More than 300,000 people in the United States have contracted the Zika infection, according to the Centers for Disease Control and Prevention.
It is a record number of cases, but it is still far from widespread.
Many people have recovered.
A CDC report said this week that in the three weeks before the outbreak began, fewer than 100 cases of Zika had been diagnosed in the state.
The CDC says that the number of confirmed cases in the continental U.s. in the last week has dropped from 2,000 cases to about 500.
And according to Reuters, the number that have been confirmed in the rest of the country has also declined.
A new report says the outbreak is spreading through Mexico and has reached Brazil.
And it also says the Zika outbreak is affecting a broader swath of the world, with experts saying it could affect the U,S.
and elsewhere as well.
And that could mean that people from countries like the U., Brazil and elsewhere may have to start using condoms as soon as next week.

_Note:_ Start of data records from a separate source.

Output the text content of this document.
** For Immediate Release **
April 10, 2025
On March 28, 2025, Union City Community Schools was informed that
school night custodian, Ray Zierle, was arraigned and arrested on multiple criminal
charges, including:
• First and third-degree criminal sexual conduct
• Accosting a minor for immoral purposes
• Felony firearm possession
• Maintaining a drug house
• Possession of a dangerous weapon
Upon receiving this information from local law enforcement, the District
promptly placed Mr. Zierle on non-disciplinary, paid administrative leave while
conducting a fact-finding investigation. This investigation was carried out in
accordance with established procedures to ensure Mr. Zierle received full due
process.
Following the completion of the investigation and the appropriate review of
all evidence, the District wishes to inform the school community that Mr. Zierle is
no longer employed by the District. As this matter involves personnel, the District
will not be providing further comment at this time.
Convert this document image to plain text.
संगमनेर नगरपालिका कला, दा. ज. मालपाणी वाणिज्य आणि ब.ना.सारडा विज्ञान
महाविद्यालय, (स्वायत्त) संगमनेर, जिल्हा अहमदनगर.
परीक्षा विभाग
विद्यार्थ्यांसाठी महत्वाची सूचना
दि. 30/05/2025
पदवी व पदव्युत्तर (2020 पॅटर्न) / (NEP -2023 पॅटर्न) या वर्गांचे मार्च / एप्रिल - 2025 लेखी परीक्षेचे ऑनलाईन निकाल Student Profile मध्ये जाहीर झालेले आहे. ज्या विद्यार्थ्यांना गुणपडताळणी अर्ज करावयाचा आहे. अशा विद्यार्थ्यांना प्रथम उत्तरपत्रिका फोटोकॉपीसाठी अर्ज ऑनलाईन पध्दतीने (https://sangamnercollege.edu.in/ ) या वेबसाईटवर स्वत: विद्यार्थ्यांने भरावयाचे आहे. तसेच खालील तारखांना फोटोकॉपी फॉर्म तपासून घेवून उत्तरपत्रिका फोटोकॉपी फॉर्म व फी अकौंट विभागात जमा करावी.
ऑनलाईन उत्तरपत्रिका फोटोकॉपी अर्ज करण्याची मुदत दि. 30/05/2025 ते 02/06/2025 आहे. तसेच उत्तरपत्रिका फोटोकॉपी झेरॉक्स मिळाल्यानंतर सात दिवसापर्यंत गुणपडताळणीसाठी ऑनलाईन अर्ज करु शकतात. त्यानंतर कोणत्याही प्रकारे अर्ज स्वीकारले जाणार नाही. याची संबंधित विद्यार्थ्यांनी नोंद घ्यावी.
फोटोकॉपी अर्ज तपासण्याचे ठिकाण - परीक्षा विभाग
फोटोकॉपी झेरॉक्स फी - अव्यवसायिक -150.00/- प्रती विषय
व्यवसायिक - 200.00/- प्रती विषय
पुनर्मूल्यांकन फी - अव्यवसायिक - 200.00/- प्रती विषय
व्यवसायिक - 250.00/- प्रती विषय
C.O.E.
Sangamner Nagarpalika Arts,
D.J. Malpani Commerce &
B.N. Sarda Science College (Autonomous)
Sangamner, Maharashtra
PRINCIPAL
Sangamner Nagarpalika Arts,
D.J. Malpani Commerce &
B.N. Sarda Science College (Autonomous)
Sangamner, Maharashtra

Here’s a rundown of the latest news.
WHO: U.N. says there’s more Zika than ever before and it’s spreading rapidly, though experts say the numbers are still low The World Health Organization says the world’s population has grown to more than 7.3 billion people and the number is expected to rise to about 9.2 billion by the end of the year.
That means more than half of the population has been infected with the Zika disease.
And the virus is spreading rapidly.
WHO chief Margaret Chan says the number and the speed at which it’s occurring have caused experts to believe the virus poses a global threat.
But Chan says that’s not true.
WHO says there have been at least 7,800 cases of the virus in Brazil and more than 500 cases in Mexico, and the agency is urging people to get tested for the virus.
But the virus has also infected at least 15,000 pregnant women in Brazil alone.
It’s also spread through a variety of forms of travel and through sexual contact, including kissing, touching or touching a pregnant woman’s genital area.
Chan says more cases are likely in coming days, because the virus moves so quickly.
“The number of new cases has increased significantly in Mexico,” she said in a statement.
“We expect the number to continue to increase in the coming days.”
WHO says it’s the world health agency’s highest estimate yet of the number, but says the real number could be as high as 9.6 million.
It says the latest case count of the Zika in the Americas has now surpassed the number for the United Kingdom, which recorded just over 2,800 new cases.
And in the Pacific region, experts say cases are on the rise.
Chan also says that cases are also on the way in the Middle East and Africa.
That’s partly because of the slow spread of the disease in those regions.
Chan told reporters in New York Thursday that there are about 2.2 million confirmed cases of virus in both North and South America, where the virus had been on a slow rise before the end-of-year rush in Brazil.
She said it has now reached 3 million cases in Brazil, 3.2 in South America and 2.7 in Africa.
Chan said the virus was being spread through mosquito bites and not through sexual activity.
The WHO says that in addition to spreading in Mexico and the rest on the continent, the virus also is spreading into other parts of the Pacific and the Caribbean.
There are currently about 1,400 cases in Puerto Rico and the U: Caribbean islands, and more cases in Venezuela and Brazil.
That is the highest number of recorded cases in a single country since the virus first appeared in Latin America in the early 2000s.
WHO warns of serious health impacts of Zika: ‘No one should travel in countries with large concentrations of cases of microcephaly’ A WHO report says there is a “significant” risk that the virus will cause microcemias in children, leading to stunted growth and brain damage in children and adults.
It also says it could lead to “serious complications” in infants and newborns, including high rates of microcephalus, a birth defect in which a child’s head or brain grows abnormally.
It said a child born with microcebola could be born with anencephaly, a condition in which the head or head and neck cannot fully expand.
The new report also warns that Zika-infected pregnant women may not be able to give birth safely.
The report says that pregnant women with Zika infection should avoid traveling to countries with high Zika counts, especially Brazil and the Philippines, which have the highest Zika infections in the world.
And pregnant women who work in the country should use condoms, and should not have unprotected sex or have sex with an infected partner, including if they are pregnant.